"Ideas that require people to reorganize their picture of the world provoke hostility."

-- James Gleick

NEW YORK (REAL MONEY) -- A gain of 113 points in the DJIA helped to cover up some very depressing market action on Friday. Largely because of a strong report from Nike (NKE) - Get Report , the Dow put on a strong show, but under the surface, there was some particularly negative action.

What was unsettling about the action was that the market failed to hold on to early gains that were created following comments by Janet Yellen that a rate hike was still likely before the end of the year. The market had reacted negatively to dovish comments from the FOMC a little over a week ago, so it seemed logical that it would be happy to hear some hawkish predictions -- but that wasn't the case at all.

For a very long time, the Fed and central bankers around the world could do no wrong. The market celebrated every move they made. They have produced wave after wave of cheap money and it had few places to go but into commodities and equities. The bulls would constantly justify their optimism with the question "where else are you going to put money"?

The central banker magic is now starting to wane, and that is producing a major change in market character. The big question that is weighing on the market is why, after six years of near zero interest rates, is economic growth so poor?

The Fed seems desperate to prove that things in the U.S. aren't that bad. A hike of a quarter point will allow it to proclaim "mission accomplished". Fed policymakers are still pushing to do just that, but the problems in emerging markets, and China in particular, keep spilling over and making a push toward hiking rates seem ill advised. While the market wants the Fed to be optimistic enough about growth that it can raise rates, it is worried that it will be the wrong move and may exacerbate the problems that already exist.

The central banks and the Fed in particular just aren't able to drive the market upward like they once did.
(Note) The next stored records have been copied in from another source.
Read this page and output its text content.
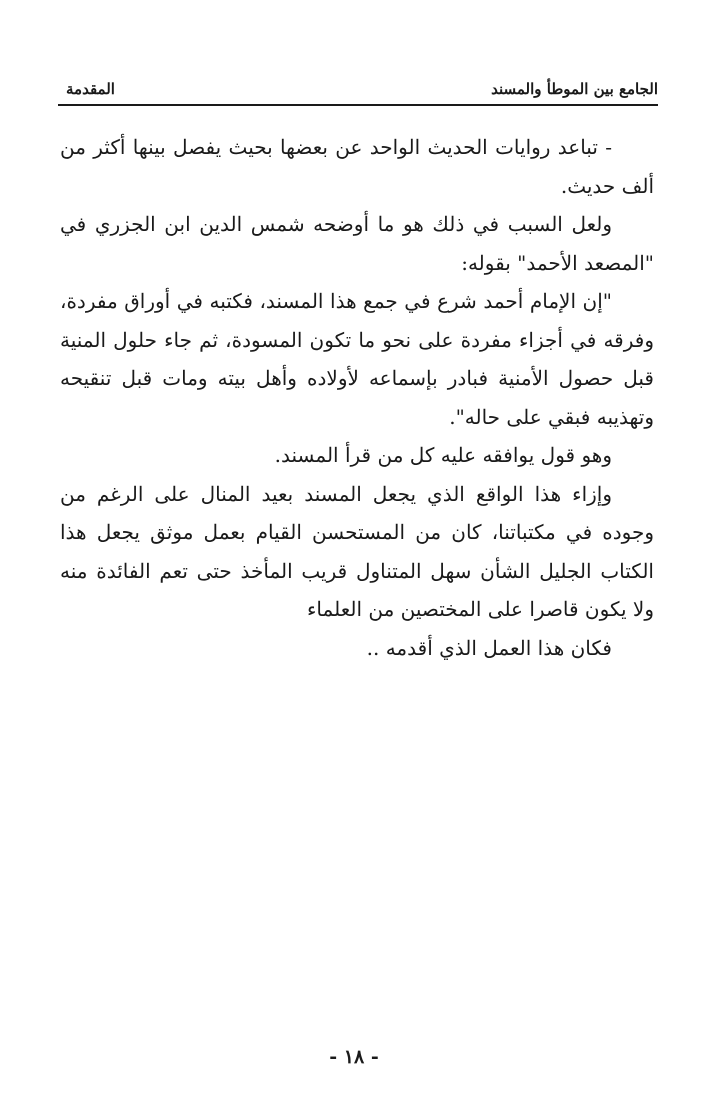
الجامع بين الموطأ والمسند
المقدمة

- تباعد روايات الحديث الواحد عن بعضها بحيث يفصل بينها أكثر من ألف حديث.

ولعل السبب في ذلك هو ما أوضحه شمس الدين ابن الجزري في "المصعد الأحمد" بقوله:

"إن الإمام أحمد شرع في جمع هذا المسند، فكتبه في أوراق مفردة، وفرقه في أجزاء مفردة على نحو ما تكون المسودة، ثم جاء حلول المنية قبل حصول الأمنية فبادر بإسماعه لأولاده وأهل بيته ومات قبل تنقيحه وتهذيبه فبقي على حاله".

وهو قول يوافقه عليه كل من قرأ المسند.

وإزاء هذا الواقع الذي يجعل المسند بعيد المنال على الرغم من وجوده في مكتباتنا، كان من المستحسن القيام بعمل موثق يجعل هذا الكتاب الجليل الشأن سهل المتناول قريب المأخذ حتى تعم الفائدة منه ولا يكون قاصرا على المختصين من العلماء

فكان هذا العمل الذي أقدمه ..

- ١٨ -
It is a major change in character and requires that we change our style and adapt.

The gain in the DJIA on Friday probably hurt the market more than it helped it. Under the surface, biotechnology stocks were slaughtered. This has been the leading speculative group in the market for quite a while, but the iShares Nasdaq Biotechnology (IBB) - Get Report suffered its biggest loss in years, with a pullback of 4.9%. This capped off a week when the group plunged over 13%.

This action in biotechnology is a particularly good example of how in bad markets all leadership is eventually destroyed. This has been a safe harbor for many traders since the corrective action began back in August, and may were caught by surprise on Friday.
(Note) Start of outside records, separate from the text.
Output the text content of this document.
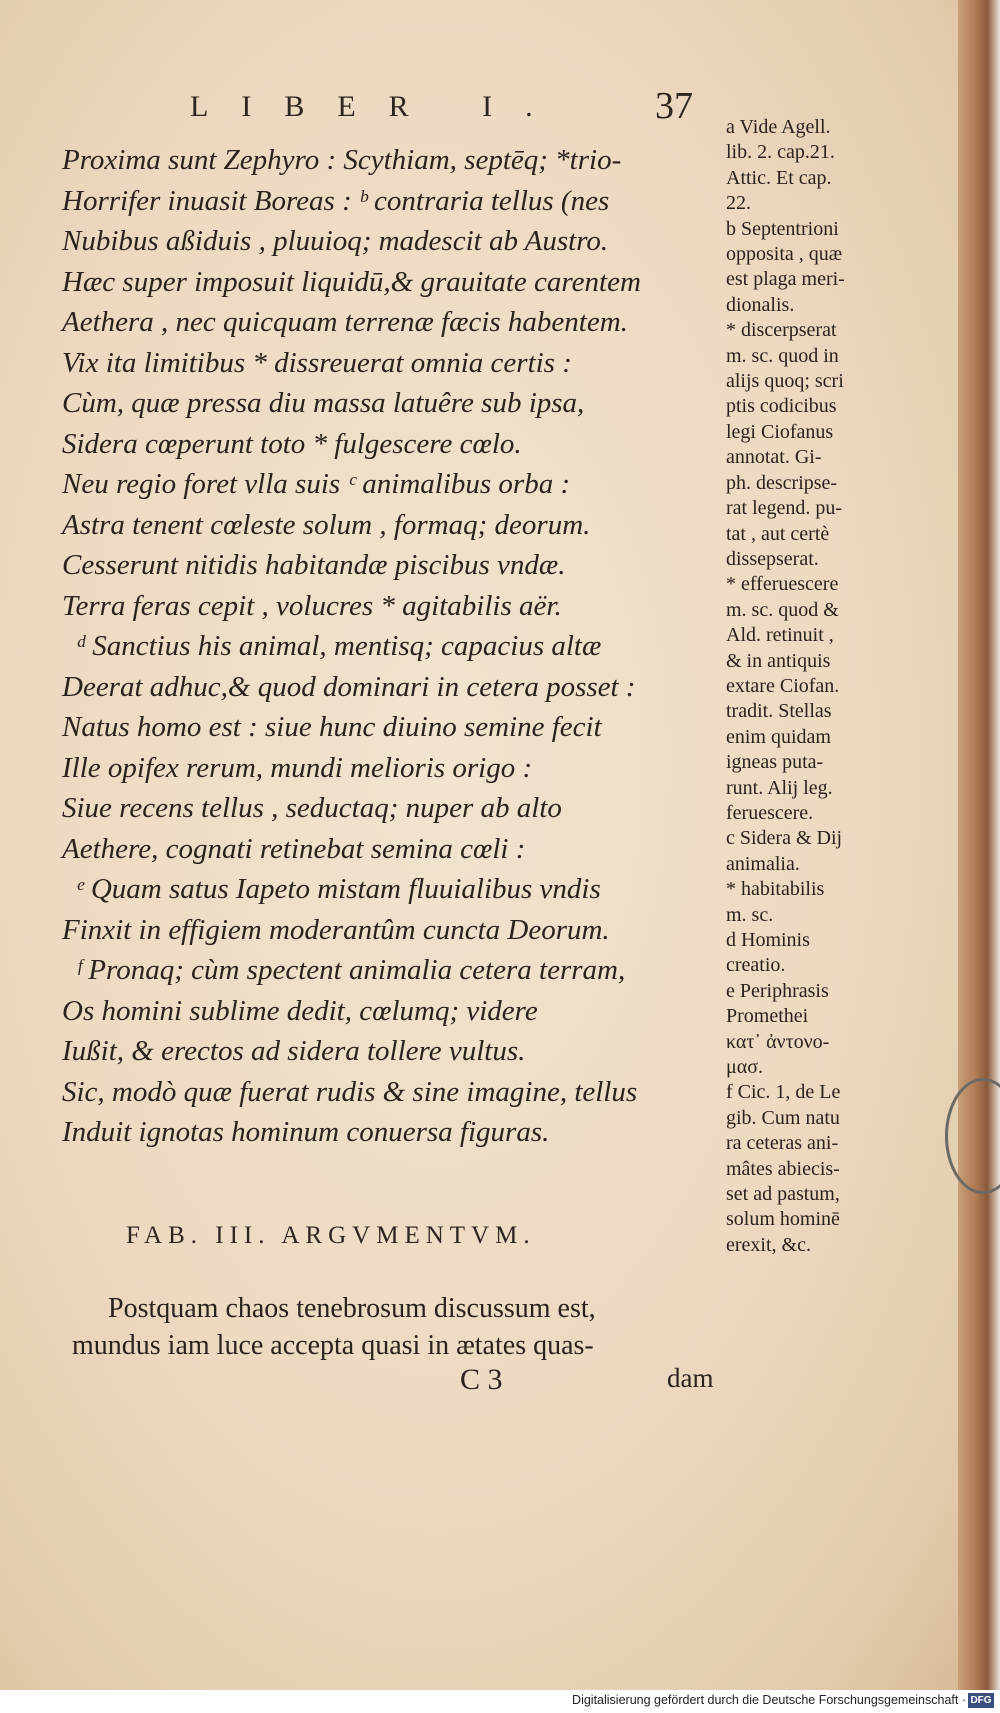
LIBER I. 37
Proxima sunt Zephyro : Scythiam, septēq; *trio-
Horrifer inuasit Boreas : ᵇ contraria tellus (nes
Nubibus aßiduis , pluuioq; madescit ab Austro.
Hæc super imposuit liquidū,& grauitate carentem
Aethera , nec quicquam terrenæ fæcis habentem.
Vix ita limitibus * dissreuerat omnia certis :
Cùm, quæ pressa diu massa latuêre sub ipsa,
Sidera cœperunt toto * fulgescere cœlo.
Neu regio foret vlla suis ᶜ animalibus orba :
Astra tenent cœleste solum , formaq; deorum.
Cesserunt nitidis habitandæ piscibus vndæ.
Terra feras cepit , volucres * agitabilis aër.
ᵈ Sanctius his animal, mentisq; capacius altæ
Deerat adhuc,& quod dominari in cetera posset :
Natus homo est : siue hunc diuino semine fecit
Ille opifex rerum, mundi melioris origo :
Siue recens tellus , seductaq; nuper ab alto
Aethere, cognati retinebat semina cœli :
ᵉ Quam satus Iapeto mistam fluuialibus vndis
Finxit in effigiem moderantûm cuncta Deorum.
ᶠ Pronaq; cùm spectent animalia cetera terram,
Os homini sublime dedit, cœlumq; videre
Iußit, & erectos ad sidera tollere vultus.
Sic, modò quæ fuerat rudis & sine imagine, tellus
Induit ignotas hominum conuersa figuras.
FAB. III. ARGVMENTVM.
Postquam chaos tenebrosum discussum est,
mundus iam luce accepta quasi in ætates quas-
C 3	dam
a Vide Agell.
lib. 2. cap.21.
Attic. Et cap.
22.
b Septentrioni
opposita , quæ
est plaga meri-
dionalis.
* discerpserat
m. sc. quod in
alijs quoq; scri
ptis codicibus
legi Ciofanus
annotat. Gi-
ph. descripse-
rat legend. pu-
tat , aut certè
dissepserat.
* efferuescere
m. sc. quod &
Ald. retinuit ,
& in antiquis
extare Ciofan.
tradit. Stellas
enim quidam
igneas puta-
runt. Alij leg.
feruescere.
c Sidera & Dij
animalia.
* habitabilis
m. sc.
d Hominis
creatio.
e Periphrasis
Promethei
κατ᾽ ἀντονο-
μασ.
f Cic. 1, de Le
gib. Cum natu
ra ceteras ani-
mâtes abiecis-
set ad pastum,
solum hominē
erexit, &c.
Digitalisierung gefördert durch die Deutsche Forschungsgemeinschaft · DFG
Some bulls will be telling us that the market is "oversold" and ready for another bounce. Maybe so, but the big picture here is not a pretty one. We have been in a trading range for more than a month and failed badly at the upper end following the FOMC decision. We are now testing the lows, and it is extremely important that we not dip too much further and test the lows of August. The bulls need to make a stand and hold things up well enough to entice some buyers to put money to work.

It is the end of the third quarter this week, which will produce some portfolio shuffling by funds. That means selling losers and trying to find something that looks more attractive. When you are down for the quarter, window-dressing does not tend to be the same positive source that it is in a good quarter.

We are looking at a weak open and a gloomy mood this morning. The dip buyers have not been able to do much recently, but I expect to see a try again this morning. We need a good close for a chance to improve this market. In the meanwhile, stay defensive and protect that precious capital.

At the time of publication, James "Rev Shark" DePorre had no positions in the stocks mentioned.